Sin Acritud…
Fernando Polanco (31/5/2009)la-siesta
Imaginemos un cuenco macizo, sin oquedad ninguna. Sin duda se trataría de un cuenco, pero de un cuenco inútil (1). O pensemos en la cachimba de Magritte que no sirve para fumar pese a su aspecto (2).

Así sucede también con una jornada sin ocio. En este caso, sin siesta, otium cum dignitate. Aunque, en realidad -todo hay que  decirle-, el ocio se concibe en plan social, no de una ristra de actividades: horas ante la tv (fútbol, etc.), horas ante internet, horas ante «MacDonald´s», etc.

Sin embargo, la siesta, a solas o en buena compañía, resulta ser la antítesis de la vida laboral, de la vida social y del ocio activo: es, por así decirlo, tiempo vacío, muerto,  perfectamente inútil e improductivo. De hecho, si hay dos cosas en este país que me resultan simpáticas son -creo que en el siguiente orden- la siesta y el gazpacho. Más, hélas, el gazpacho viene ya envasado en cajas, y la costumbre de la siesta se ha extinguido como no sea para reintegrar a los trabajadores, ya revitalizados -en plan japonés, a sus ergátulas correspondientes.

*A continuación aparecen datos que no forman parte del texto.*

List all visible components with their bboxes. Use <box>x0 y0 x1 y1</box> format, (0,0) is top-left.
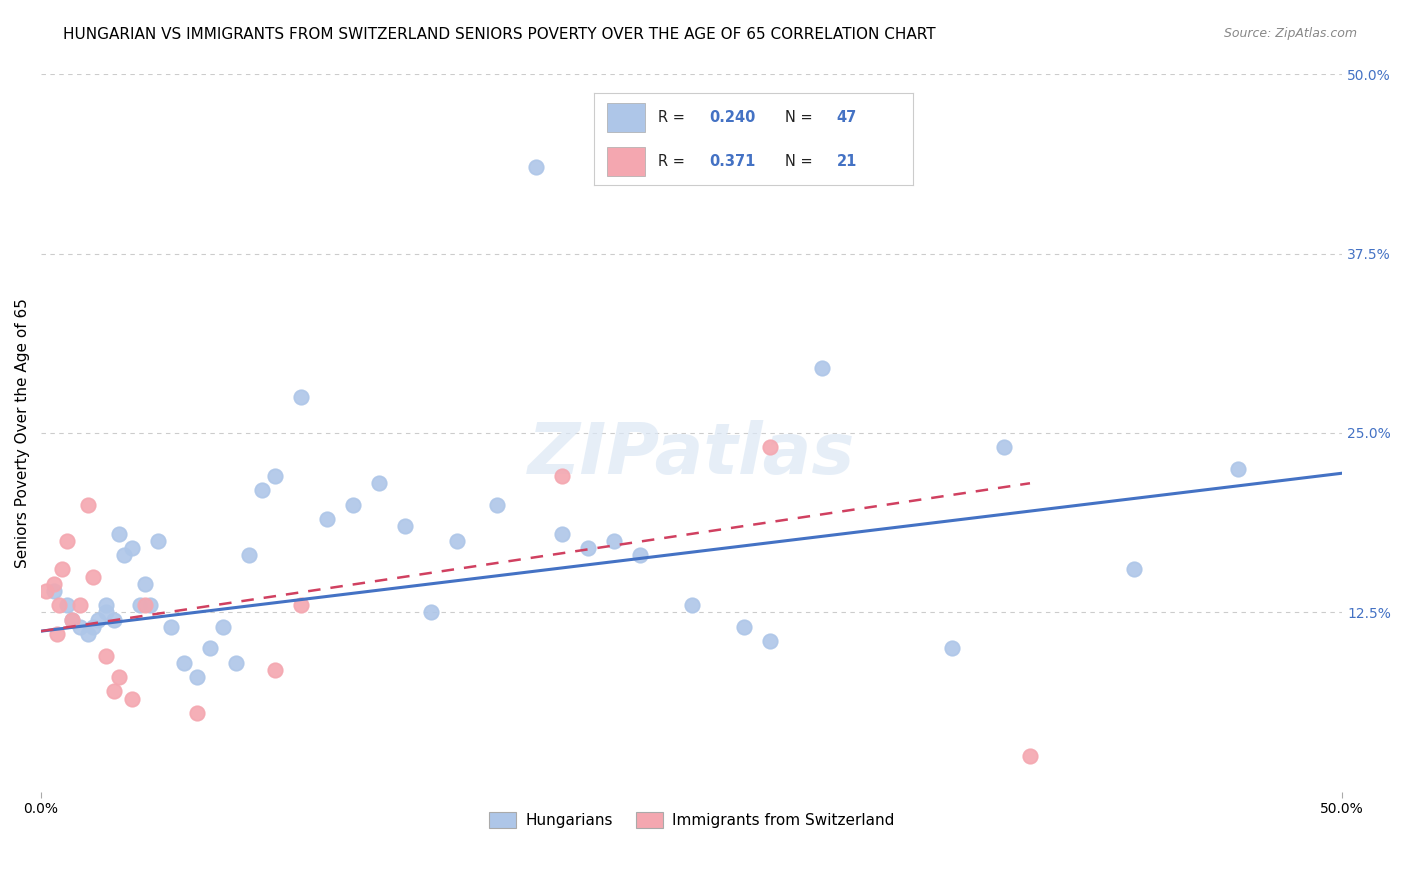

En rigor, la siesta, a diferencia del reparador sueño nocturno, no se concibe para ejercer el derecho a  la pereza; y si bien los meses del verano y del estío (3) la vuelven casi inevitable, cualquier tiempo es apto para esa actividad pasiva. La siesta es una especie de adormecimiento, es más  parecida a  la petite morte que sigue el ejercicio amoroso que al sueño nocturno. La siesta es antes modorra que onirismo: no debe exceder de los 60´ -para que no se alboroten los ciclos REM y toda esa vaina- y, como ya se ha señalado, si bien no es imprescindible, si resulta, en cambio, sabrosa, deseable.

Siestas hay, desde luego, para cada gusto: quiénes se recuestan sin más en el sofá y frente al televisor prendido -abominable parafilia-, y apicazan (4); y quiénes, más clásicos, y por supuesto mfernando-polancoás sensatos, se acogen al cómodo formato de la piltra, el bacín y el pijama o la mera pelota.

De todo eso, como de todo lo fruíble, saben mucho los clérigos, siempre tan avispados, que entre la santa misa, regada de copioso vino, y el almuerzo se entregan a la llamada «siesta del Canónigo»  y también -vaya usted a saber por qué-  «siesta del Carnero».  Mientras, el ama, o el monaguillo -según las inclinaciones del cura-, se ocupa de aviar el condumio.

La siesta -probablemente de la hora sexta de los romanos-, «costumbre», como reza el tópico, «de toda la vida», se ha convertido, igual que la tertulia de café, en anacronismo, lo que no deja de ser una lástima, un verdadero drama. Sólo algunos supérstiles analógicos seguimos conservando el noble rescoldo de la siesta, y así lo proclamamos en plan español, o sea,  «a rajatabla» y «a machamartillo», tal si fuera una de esas verdades que son como puños  (5).

Notas:
(1) Lao-Tsé: Tao – te -King, XXVI.
(2) Ceci n´est pas une pipe.
(3) Antiguamente se distinguía entre el verano, i.e. la baja primavera, y el estío principalmente dicho. Vid. J. Pla: La Horas passim.
(4) Apicazar (intr.): en Asturias, dormitar, « trasponerse ».
(5) Vid. R. SÁNCHEZ-FERLOSIO: Españoleces. Madrid, «El País», 19 II, 2009.